In the business world, it’s time for marketers to assess what value their technology is providing them and ask the question, “is it helping me build genuine connections with my customers?” The degree of empathy needed to achieve deep customer engagement often goes overlooked. It’s this type of emotional connection that IT purchase makers tend to cast aside when implementing new technologies; when it should be revered as a digital transformation driver. With more choices than ever available to consumers, they’re increasingly making purchases based on the emotional connections they have with a brand. In the B2B world, we need to consider our emotional connection, too.

How do you get there? Consider this:

  1. Learn What Motivates Your Customers: It’s not always all about saving money. For example, I’m motivated by helping people connect and reach their potential. As a marketer, I am not only given the opportunity to do this every day, but I find I am more successful at my job when I do. It’s our duty as marketers to understand what drives our customers to make decisions, so we can best serve them. I make it a point to get to know my customers, prioritizing understanding their individual motivations to form stronger, more personal and lasting connections. Research from the Fashion Institute of Technology finds that 48 percent of millennials are more likely to buy from a brand if they know the people behind it. Once you get close enough to your customers to understand their motivations, nurture that relationship and honor it by providing personalized interactions and experiences based on that insight.
  2. Strategize Early and Plan Extensively: Digital innovations like machine learning and artificial intelligence are transforming the way marketing gets done. In many cases, they are making it easier to get closer to your customers and reach them with engaging and authentic customer experiences. On the other hand, without the appropriate planning and strategy, they can create a company that is out of touch with customer demands, awash with data, with no path for how to properly leverage it. When building your digital strategy, start early and try looking at it from the perspective of how you can use digital channels to make connections. Ask yourself which technology will help you get closer to your customer, rather than which technology can be used in place of a touch point.
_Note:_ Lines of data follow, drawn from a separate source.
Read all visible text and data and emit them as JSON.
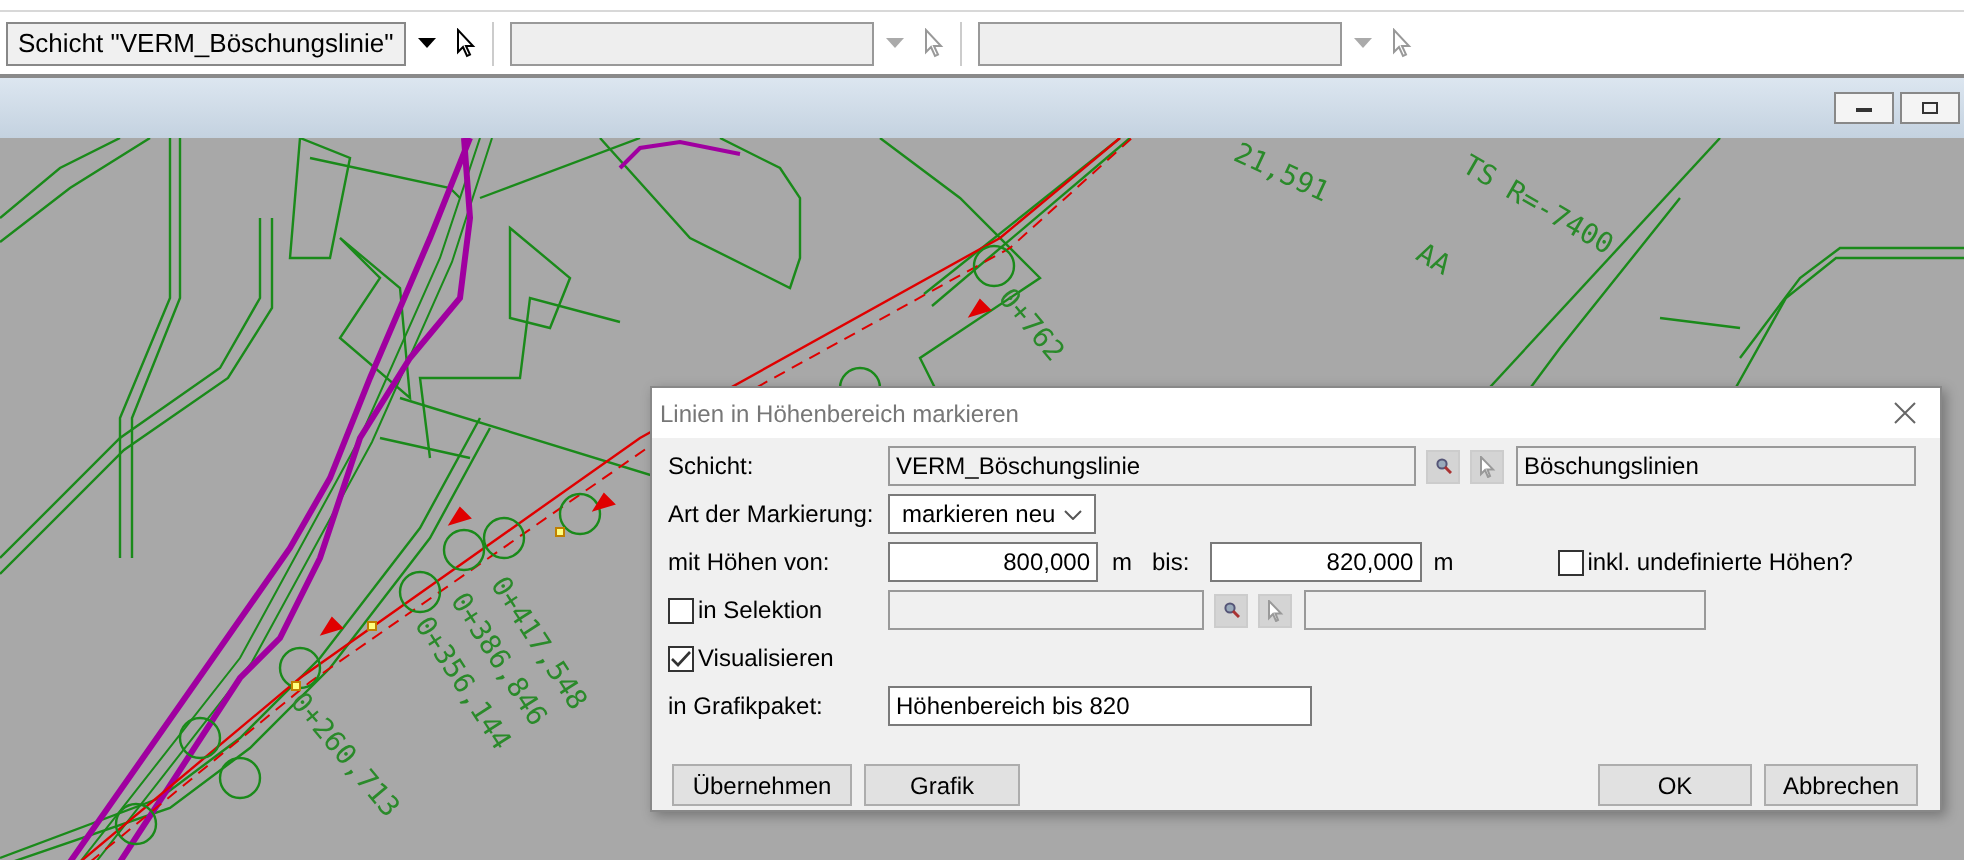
{
  "toolbar": {
    "combos": [
      {
        "value": "Schicht \"VERM_Böschungslinie\"",
        "disabled": false
      },
      {
        "disabled": true
      },
      {
        "disabled": true
      }
    ]
  },
  "map": {
    "labels": [
      "21,591",
      "TS R=-7400",
      "AA",
      "0+762",
      "0+417,548",
      "0+386,846",
      "0+356,144",
      "0+260,713"
    ]
  },
  "dialog": {
    "title": "Linien in Höhenbereich markieren",
    "layer": {
      "label": "Schicht:",
      "value": "VERM_Böschungslinie",
      "description": "Böschungslinien"
    },
    "marking": {
      "label": "Art der Markierung:",
      "value": "markieren neu"
    },
    "height": {
      "label": "mit Höhen von:",
      "from": "800,000",
      "from_unit": "m",
      "to_label": "bis:",
      "to": "820,000",
      "to_unit": "m",
      "undefined_option": {
        "label": "inkl. undefinierte Höhen?",
        "checked": false
      }
    },
    "selection": {
      "label": "in Selektion",
      "checked": false
    },
    "visualize": {
      "label": "Visualisieren",
      "checked": true
    },
    "package": {
      "label": "in Grafikpaket:",
      "value": "Höhenbereich bis 820"
    },
    "buttons": [
      {
        "label": "Übernehmen",
        "kind": "left"
      },
      {
        "label": "Grafik",
        "kind": "left"
      },
      {
        "label": "OK",
        "kind": "right"
      },
      {
        "label": "Abbrechen",
        "kind": "right"
      }
    ]
  }
}
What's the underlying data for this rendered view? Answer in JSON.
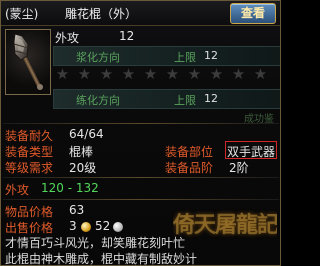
{
  "header": {
    "prefix": "(蒙尘)",
    "item_name": "雕花棍（外）",
    "view_button": "查看"
  },
  "top_attr": {
    "label": "外攻",
    "value": "12"
  },
  "slots": [
    {
      "label": "浆化方向",
      "upper_label": "上限",
      "upper_value": "12",
      "stars_filled": 0,
      "stars_total": 10
    },
    {
      "label": "练化方向",
      "upper_label": "上限",
      "upper_value": "12"
    }
  ],
  "faded_note": "成功鉴",
  "properties": {
    "durability": {
      "label": "装备耐久",
      "value": "64/64"
    },
    "type": {
      "label": "装备类型",
      "value": "棍棒"
    },
    "level_req": {
      "label": "等级需求",
      "value": "20级"
    },
    "slot": {
      "label": "装备部位",
      "value": "双手武器"
    },
    "grade": {
      "label": "装备品阶",
      "value": "2阶"
    },
    "attack": {
      "label": "外攻",
      "value": "120 - 132"
    },
    "item_price": {
      "label": "物品价格",
      "value": "63"
    },
    "auction_price": {
      "label": "出售价格",
      "gold": "3",
      "silver": "52"
    }
  },
  "watermark": "倚天屠龍記",
  "description": [
    "才情百巧斗风光，却笑雕花刻叶忙",
    "此棍由神木雕成，棍中藏有制敌妙计"
  ],
  "colors": {
    "label_orange": "#e05a2a",
    "value_green": "#52d85a",
    "slot_green": "#5aa35c",
    "border_gold": "#6b5a3a",
    "highlight_red": "#d02828"
  }
}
Many of these technologies can be used to improve the customer experience, which is a driver of emotional connections.
  3. Genuinely care about people, starting with your own team: Don’t just focus on your customers, your team is just as important. Employees that feel appreciated are better employees. When they believe in the company they work for and the product they represent, stronger customer connections can be made. Additionally, employees are more likely to stay at a company when they’ve made strong bonds with their colleagues and managers. Seize every moment with your employees to not only talk strategy, but also get to know them on a more personal level. Plan team bonding events and never pass up an opportunity to show your employees that their contributions matter.

Digitization is not the enemy. As CMO of a company helping to lead an industry’s digital transformation, I whole-heartedly believe in the need for strong digital strategies – marketing and otherwise. But to truly be effective, such strategies must start and end with people. The one constant in marketing is the fact that our customers are all individual human beings. Everyone has the same basic human needs: they want to feel important, listened to, respected, and that their actions are making a difference. If you remember a person’s name and smile at them, you have the power to establish long-lasting connections. Once these connections are made, we can then leverage technology to deepen the relationships and create loyal customers.